The term backward design emerged in the 1980s though its roots trace back to the 1950s. It is a popular teaching method because it emphasizes goals-based learning. Contrary to earlier methods, it establishes goals before determining instructional methods. 

  1. Identify the results desired (big ideas and skills)
    • What the students should know, understand, and be able to do
    • Consider the goals and curriculum expectations
    • Focus on the “big ideas” (principles, theories, concepts, point of views, or themes)
  2. Determine acceptable levels of evidence that support that the desired results have occurred (culminating assessment tasks)
    • What teachers will accept as evidence that student understanding took place
    • Consider culminating assessment tasks and a range of assessment methods (observations, tests, projects, etc.)
  3. Design activities that will make desired results happen (learning events)
    • What knowledge and skills students will need to achieve the desired results
    • Consider teaching methods, sequence of lessons, and resource materials

(source: wikipedia)

This approach may be familiar to you because, just like your business strategy, the idea is to establish a clear goal and then implement a plan to get there.

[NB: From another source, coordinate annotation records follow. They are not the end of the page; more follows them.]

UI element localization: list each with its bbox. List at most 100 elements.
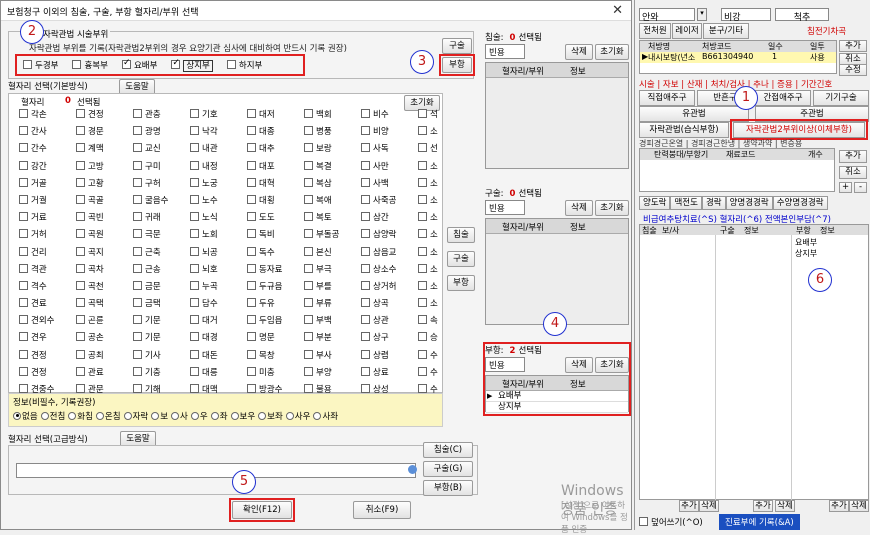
acupoint-checkbox[interactable]: 금문 [133, 280, 190, 295]
checkbox-icon[interactable] [247, 229, 256, 239]
checkbox-icon[interactable] [304, 280, 313, 290]
checkbox-icon[interactable] [190, 160, 199, 170]
acupoint-checkbox[interactable]: 격수 [19, 280, 76, 295]
checkbox-icon[interactable] [76, 160, 85, 170]
acupoint-checkbox[interactable]: 소 [418, 297, 475, 312]
checkbox-icon[interactable] [19, 246, 28, 256]
acupoint-checkbox[interactable]: 곡차 [76, 263, 133, 278]
list-reset-button[interactable]: 초기화 [595, 200, 629, 216]
acupoint-checkbox[interactable]: 노회 [190, 228, 247, 243]
acupoint-checkbox[interactable]: 속 [418, 314, 475, 329]
acupoint-checkbox[interactable]: 부백 [304, 314, 361, 329]
acupoint-checkbox[interactable]: 견우 [19, 331, 76, 346]
delete-button[interactable]: 삭제 [565, 44, 593, 60]
acupoint-checkbox[interactable]: 본신 [304, 246, 361, 261]
checkbox-icon[interactable] [76, 177, 85, 187]
acupoint-checkbox[interactable]: 상소수 [361, 263, 418, 278]
acupoint-checkbox[interactable]: 노수 [190, 194, 247, 209]
checkbox-icon[interactable] [361, 246, 370, 256]
acupoint-checkbox[interactable]: 계맥 [76, 142, 133, 157]
checkbox-icon[interactable] [304, 263, 313, 273]
adv-chimsul-button[interactable]: 침술(C) [423, 442, 473, 458]
acupoint-checkbox[interactable]: 삼간 [361, 211, 418, 226]
acupoint-checkbox[interactable]: 상거허 [361, 280, 418, 295]
checkbox-icon[interactable] [133, 349, 142, 359]
checkbox-icon[interactable] [418, 298, 427, 308]
checkbox-icon[interactable] [19, 280, 28, 290]
delete-button[interactable]: 삭제 [565, 200, 593, 216]
info-radio[interactable]: 없음 [11, 411, 38, 422]
checkbox-icon[interactable] [19, 298, 28, 308]
checkbox-icon[interactable] [190, 229, 199, 239]
acupoint-checkbox[interactable]: 대경 [190, 331, 247, 346]
checkbox-icon[interactable] [19, 366, 28, 376]
acupoint-checkbox[interactable]: 승 [418, 331, 475, 346]
acupoint-checkbox[interactable]: 거료 [19, 211, 76, 226]
acupoint-checkbox[interactable]: 사만 [361, 160, 418, 175]
acupoint-checkbox[interactable]: 담수 [190, 297, 247, 312]
side-buhang-button[interactable]: 부항 [447, 275, 475, 291]
checkbox-icon[interactable] [361, 194, 370, 204]
info-radio[interactable]: 화침 [66, 411, 93, 422]
checkbox-icon[interactable] [133, 109, 142, 118]
info-radio[interactable]: 온침 [94, 411, 121, 422]
acupoint-checkbox[interactable]: 복삼 [304, 177, 361, 192]
btn-gigu[interactable]: 기기구술 [813, 90, 869, 106]
acupoint-checkbox[interactable]: 공손 [76, 331, 133, 346]
acupoint-checkbox[interactable]: 부류 [304, 297, 361, 312]
checkbox-icon[interactable] [76, 229, 85, 239]
checkbox-icon[interactable] [418, 109, 427, 118]
acupoint-checkbox[interactable]: 곡천 [76, 280, 133, 295]
checkbox-icon[interactable] [133, 366, 142, 376]
acupoint-checkbox[interactable]: 삼음교 [361, 246, 418, 261]
checkbox-icon[interactable] [304, 229, 313, 239]
select-cheokchu[interactable]: 척추 [775, 8, 829, 23]
radio-icon[interactable] [190, 411, 199, 420]
checkbox-icon[interactable] [76, 246, 85, 256]
acupoint-checkbox[interactable]: 기충 [133, 366, 190, 381]
acupoint-checkbox[interactable]: 견정 [76, 108, 133, 123]
checkbox-icon[interactable] [19, 332, 28, 342]
checkbox-icon[interactable] [190, 263, 199, 273]
radio-icon[interactable] [13, 411, 21, 420]
radio-icon[interactable] [285, 411, 294, 420]
checkbox-icon[interactable] [304, 109, 313, 118]
checkbox-icon[interactable] [304, 143, 313, 153]
checkbox-icon[interactable] [133, 143, 142, 153]
list-select[interactable]: 빈용 [485, 44, 525, 59]
cancel-button[interactable]: 취소(F9) [353, 501, 411, 519]
acupoint-checkbox[interactable]: 견외수 [19, 314, 76, 329]
info-radio[interactable]: 좌 [209, 411, 228, 422]
checkbox-icon[interactable] [361, 126, 370, 136]
checkbox-icon[interactable] [72, 60, 82, 69]
acupoint-checkbox[interactable]: 수 [418, 366, 475, 381]
checkbox-icon[interactable] [247, 143, 256, 153]
acupoint-checkbox[interactable]: 광명 [133, 125, 190, 140]
acupoint-checkbox[interactable]: 견정 [19, 366, 76, 381]
checkbox-icon[interactable] [76, 298, 85, 308]
acupoint-checkbox[interactable]: 거허 [19, 228, 76, 243]
acupoint-checkbox[interactable]: 복토 [304, 211, 361, 226]
delete-button[interactable]: 삭제 [775, 500, 795, 512]
acupoint-checkbox[interactable]: 대혁 [247, 177, 304, 192]
acupoint-checkbox[interactable]: 곡골 [76, 194, 133, 209]
acupoint-checkbox[interactable]: 누곡 [190, 280, 247, 295]
checkbox-icon[interactable] [190, 143, 199, 153]
acupoint-checkbox[interactable]: 근송 [133, 263, 190, 278]
checkbox-icon[interactable] [19, 384, 28, 393]
plus-icon[interactable]: + [839, 182, 852, 193]
add-button[interactable]: 추가 [839, 40, 867, 52]
checkbox-icon[interactable] [304, 384, 313, 393]
checkbox-icon[interactable] [418, 160, 427, 170]
list-reset-button[interactable]: 초기화 [595, 44, 629, 60]
checkbox-icon[interactable] [418, 194, 427, 204]
acupoint-checkbox[interactable]: 복애 [304, 194, 361, 209]
info-radio[interactable]: 보우 [229, 411, 255, 422]
acupoint-checkbox[interactable]: 수 [418, 349, 475, 364]
acupoint-checkbox[interactable]: 견정 [19, 349, 76, 364]
checkbox-icon[interactable] [19, 349, 28, 359]
acupoint-checkbox[interactable]: 노식 [190, 211, 247, 226]
acupoint-checkbox[interactable]: 선 [418, 142, 475, 157]
acupoint-checkbox[interactable]: 격관 [19, 263, 76, 278]
checkbox-icon[interactable] [133, 212, 142, 222]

The big difference in applying this to your team leadership is the assessment portion. Really thinking about the evidence you will seek to prove to yourself that others are understanding what you want them to do is crucial. That is what will help you to design learning events to help foster the kind of action you are hoping to cultivate.

How to tell your message is getting across

In order to gain confidence that your message is getting across, you will look for indications that gains in knowledge, understanding, skills, and attitudes are taking place. 

Seeing that people remember and understand what you said about strategy and execution is a good sign that the basics are in place. Evidence that that information is actually being applied to individual roles and is used in decision-making would show a deeper level of absorption and commitment.

Even better would be insightful questions, thoughtful critiques, or new analyses caused by the strategy or execution plan rubbing up against realities in unexpected ways. Best of all would be evolutions of the ideas into new ways of applying or adjusting things to achieve the higher level goals.

But you can’t just hope for that. You need to cultivate it. 

Teachers would use a variety of techniques to help students absorb and process material, elevate their thinking, and internalize the lessons. Some of those techniques are simply coaching the process of learning.

You might ask staff to explain things in their own words. That’s one of the best ways to help people process information and ensure that what you are trying to convey has been received and understood. Questions will arise as gaps in understanding surface, allowing you to provide answers and supply additional information. 

Similarly, you can set staff up into small groups or pairs where an idea or application of an idea is discussed and evaluated. You can later join the discussion for a follow up to coach just as you would in a one-on-one situation.

You want staff to ask questions of you and each other. You want to see them making connections and being able to recreate information in their specific context. You want them to be able to explain their thinking and reasoning in how the strategy is applied in their area. You want them talking and debating with each other.

You want them to reflect on all of this and come back with questions, challenges, and new insights. That’s what learning looks like.

And that’s what the results of true leadership look like too—strategy applied in earnest at the most detailed level.